I’ve been asked to write a “semester in review” blog post to summarize and finalize the semester. What can I say that hasn’t already been said? I have seen a great deal of what D.C. has to offer, travelled all over the Eastern part of the country, been exposed to literary and academic works that I wouldn’t have been exposed to in Prague, and finally, made friends that I will remember long after leaving George Washington.
If you are an avid reader of my blog, you have already heard about my adventures around the Eastern and Central time zones. The semester was a lot of work and long nights. However, I did manage to find some time to see the biggest and most famous cities in the U.S. My first trip was to Philadelphia for a day and then to Hartford, CT. Philadelphia speaks for itself, and I was actually there twice, so I can speak a great deal about it too. You might question why Hartford. While it does not have the international fame that Philadelphia, New York or Boston does, Hartford has been home to a number of writers though the ages from Mark Twain to Jack Kerouac. I couldn’t pass up a pilgrimage of sorts like that. Over spring break, I saw two much more famous cities: Chicago and Boston. I was instantly in love with Chicago, and while D.C. will always be my U.S. “home” Chicago is my favourite city. Full of interesting architecture and art, it was teeming with life. After Chicago, it was a short flight to Boston, which I found to have many similarities to European cities, and is one of the most historical place I visited in the U.S. Honourable mentions go to New York and Philadelphia. Philadelphia was also full of life, art and very interesting people that were really living by the city’s reputation as the city of brotherly love. And New York completely speaks for itself. It is like no other place on earth.

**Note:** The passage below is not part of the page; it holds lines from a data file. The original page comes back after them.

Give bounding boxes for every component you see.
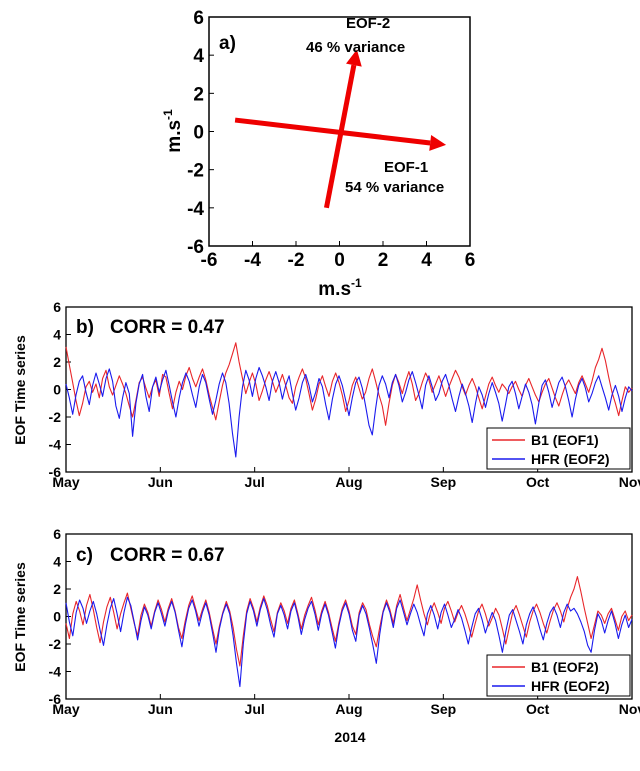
x-tick-label: Jun — [148, 474, 173, 490]
x-tick-label: Aug — [335, 701, 362, 717]
panel-a-y-tick-label: 2 — [193, 84, 204, 105]
panel-c: 6 4 2 0 -2 -4 -6 May Jun Jul Aug Sep Oct Nov c) CORR… — [12, 526, 640, 745]
panel-a-y-tick-label: -6 — [187, 237, 204, 258]
y-tick-label: 2 — [53, 581, 61, 597]
panel-a-y-tick-label: 0 — [193, 123, 204, 144]
x-tick-label: Nov — [619, 474, 640, 490]
y-tick-label: 4 — [53, 554, 61, 570]
y-tick-label: 6 — [53, 299, 61, 315]
y-tick-label: 0 — [53, 382, 61, 398]
panel-b-label: b) — [76, 317, 94, 338]
panel-a-y-tick-label: -2 — [187, 161, 204, 182]
panel-c-x-ticks: May Jun Jul Aug Sep Oct Nov — [52, 694, 640, 717]
eof-1-vector-shaft — [234, 117, 431, 146]
panel-a-vectors — [234, 49, 447, 209]
panel-c-y-axis-label: EOF Time series — [12, 562, 28, 672]
panel-a-x-tick-label: 2 — [378, 250, 389, 271]
y-tick-label: 4 — [53, 327, 61, 343]
series-line-b1 — [65, 576, 633, 667]
y-tick-label: -2 — [49, 409, 62, 425]
panel-a-y-tick-label: 6 — [193, 8, 204, 29]
panel-c-label: c) — [76, 545, 93, 566]
panel-a: 6 4 2 0 -2 -4 -6 -6 -4 -2 0 2 4 6 a) EOF-2 46 % vari… — [161, 8, 475, 300]
panel-c-series — [65, 576, 633, 688]
panel-b-series — [65, 342, 633, 458]
panel-c-legend: B1 (EOF2) HFR (EOF2) — [486, 654, 631, 697]
eof2-label: EOF-2 — [346, 15, 390, 32]
x-tick-label: Sep — [430, 701, 456, 717]
eof-1-vector-head — [429, 135, 447, 151]
legend-label-hfr-eof2: HFR (EOF2) — [531, 451, 610, 467]
eof-2-vector-shaft — [323, 64, 357, 209]
x-tick-label: Aug — [335, 474, 362, 490]
panel-c-y-ticks: 6 4 2 0 -2 -4 -6 — [49, 526, 71, 707]
y-tick-label: 2 — [53, 354, 61, 370]
panel-a-y-tick-label: 4 — [193, 46, 204, 67]
panel-a-label: a) — [219, 33, 236, 54]
legend-label-b1-eof1: B1 (EOF1) — [531, 432, 599, 448]
legend-label-b1-eof2: B1 (EOF2) — [531, 659, 599, 675]
x-tick-label: Oct — [526, 474, 550, 490]
panel-a-y-ticks: 6 4 2 0 -2 -4 -6 — [187, 8, 214, 258]
panel-a-x-tick-label: 6 — [465, 250, 476, 271]
eof1-label: EOF-1 — [384, 159, 428, 176]
panel-c-corr-annotation: CORR = 0.67 — [110, 545, 225, 566]
panel-a-x-axis-label: m.s-1 — [318, 276, 362, 300]
y-tick-label: -6 — [49, 464, 62, 480]
y-tick-label: -4 — [49, 437, 62, 453]
panel-c-x-axis-label: 2014 — [334, 729, 365, 745]
x-tick-label: Sep — [430, 474, 456, 490]
x-tick-label: May — [52, 474, 79, 490]
panel-b-corr-annotation: CORR = 0.47 — [110, 317, 225, 338]
y-tick-label: -2 — [49, 636, 62, 652]
panel-a-y-tick-label: -4 — [187, 199, 204, 220]
eof2-variance-label: 46 % variance — [306, 39, 405, 56]
x-tick-label: Nov — [619, 701, 640, 717]
x-tick-label: Jul — [245, 701, 265, 717]
eof1-variance-label: 54 % variance — [345, 179, 444, 196]
eof-2-vector-head — [346, 49, 362, 67]
series-line-hfr — [65, 596, 633, 688]
y-tick-label: 0 — [53, 609, 61, 625]
panel-b-y-ticks: 6 4 2 0 -2 -4 -6 — [49, 299, 71, 480]
panel-b-y-axis-label: EOF Time series — [12, 335, 28, 445]
y-tick-label: -6 — [49, 691, 62, 707]
panel-b-x-ticks: May Jun Jul Aug Sep Oct Nov — [52, 467, 640, 490]
y-tick-label: -4 — [49, 664, 62, 680]
panel-a-y-axis-label: m.s-1 — [161, 109, 185, 153]
panel-a-x-tick-label: 0 — [334, 250, 345, 271]
panel-a-x-tick-label: -2 — [288, 250, 305, 271]
panel-b-legend: B1 (EOF1) HFR (EOF2) — [486, 427, 631, 470]
legend-label-hfr-eof2-c: HFR (EOF2) — [531, 678, 610, 694]
x-tick-label: Jun — [148, 701, 173, 717]
x-tick-label: Oct — [526, 701, 550, 717]
panel-a-x-tick-label: 4 — [421, 250, 432, 271]
panel-b: 6 4 2 0 -2 -4 -6 May Jun Jul Aug Sep Oct Nov b) CORR… — [12, 299, 640, 490]
x-tick-label: Jul — [245, 474, 265, 490]
panel-a-x-ticks: -6 -4 -2 0 2 4 6 — [201, 241, 476, 271]
panel-a-x-tick-label: -6 — [201, 250, 218, 271]
series-line-hfr — [65, 366, 633, 458]
panel-a-x-tick-label: -4 — [244, 250, 261, 271]
x-tick-label: May — [52, 701, 79, 717]
y-tick-label: 6 — [53, 526, 61, 542]
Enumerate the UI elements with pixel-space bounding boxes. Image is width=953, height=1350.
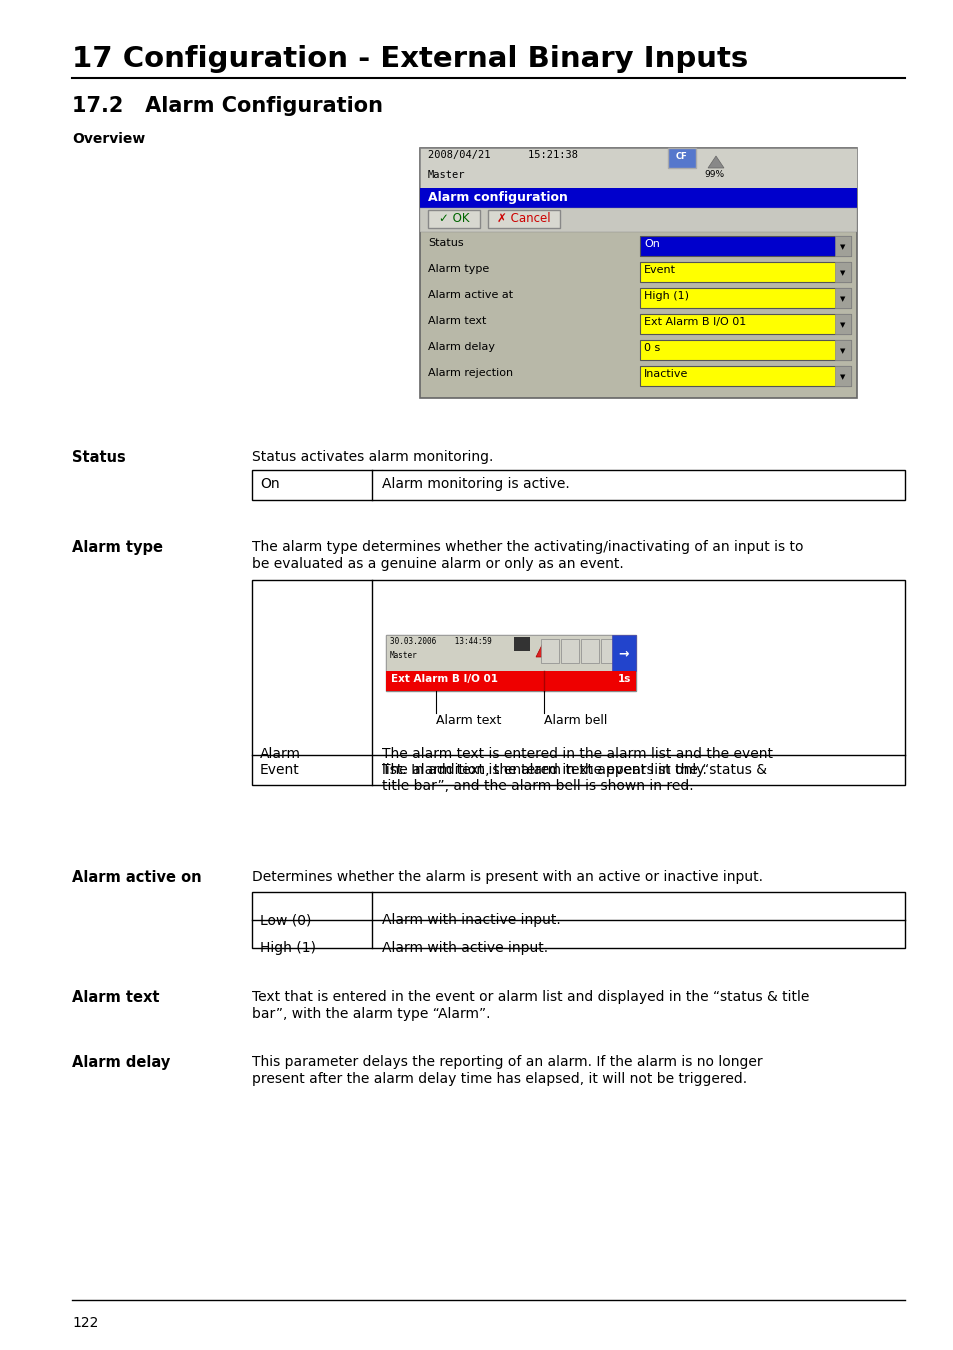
- Text: Low (0): Low (0): [260, 913, 311, 927]
- Text: Inactive: Inactive: [643, 369, 688, 379]
- Text: Alarm text: Alarm text: [436, 714, 501, 728]
- Bar: [834, 315, 850, 333]
- Bar: [834, 236, 850, 256]
- Text: Alarm delay: Alarm delay: [71, 1054, 170, 1071]
- Text: bar”, with the alarm type “Alarm”.: bar”, with the alarm type “Alarm”.: [252, 1007, 490, 1021]
- Text: ▼: ▼: [840, 270, 844, 275]
- Bar: [428, 211, 479, 228]
- Text: Event: Event: [260, 763, 299, 778]
- Bar: [667, 148, 696, 167]
- Text: CF: CF: [676, 153, 687, 161]
- Text: Alarm configuration: Alarm configuration: [428, 190, 567, 204]
- Text: Event: Event: [643, 265, 676, 275]
- Text: →: →: [618, 648, 629, 660]
- Text: title bar”, and the alarm bell is shown in red.: title bar”, and the alarm bell is shown …: [381, 779, 693, 792]
- Bar: [639, 366, 850, 386]
- Text: The alarm text is entered in the event list only.: The alarm text is entered in the event l…: [381, 763, 706, 778]
- Text: Alarm active at: Alarm active at: [428, 290, 513, 300]
- Text: ✓ OK: ✓ OK: [438, 212, 469, 225]
- Bar: [252, 470, 904, 500]
- Text: 99%: 99%: [703, 170, 723, 180]
- Text: ▼: ▼: [840, 323, 844, 328]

As I’ve made mention to before, the semester was demanding in terms of the workload. I wrote approximately 230 pages (or about 70,000 words) in total for all my courses. The courses gave me insights into both what I had been studying as well as new areas that I can incorporate into my studies when I return to Prague. One of my goals in coming to study at George Washington was to increase my knowledge and broaden my sources for my work on my thesis for Charles University. My time at George Washington has more than fulfilled its expectations in this area.
While D.C. was a great place to live and all the travel in the U.S. was amazing, the thing I will be most sad about leaving is the friends I have made. I formed close bonds with my room mates, the other students in the exchange programme and also some four-year George Washington students. We shared experiences all over the city and country and they know whenever they want, there is a couch waiting for them in Prague.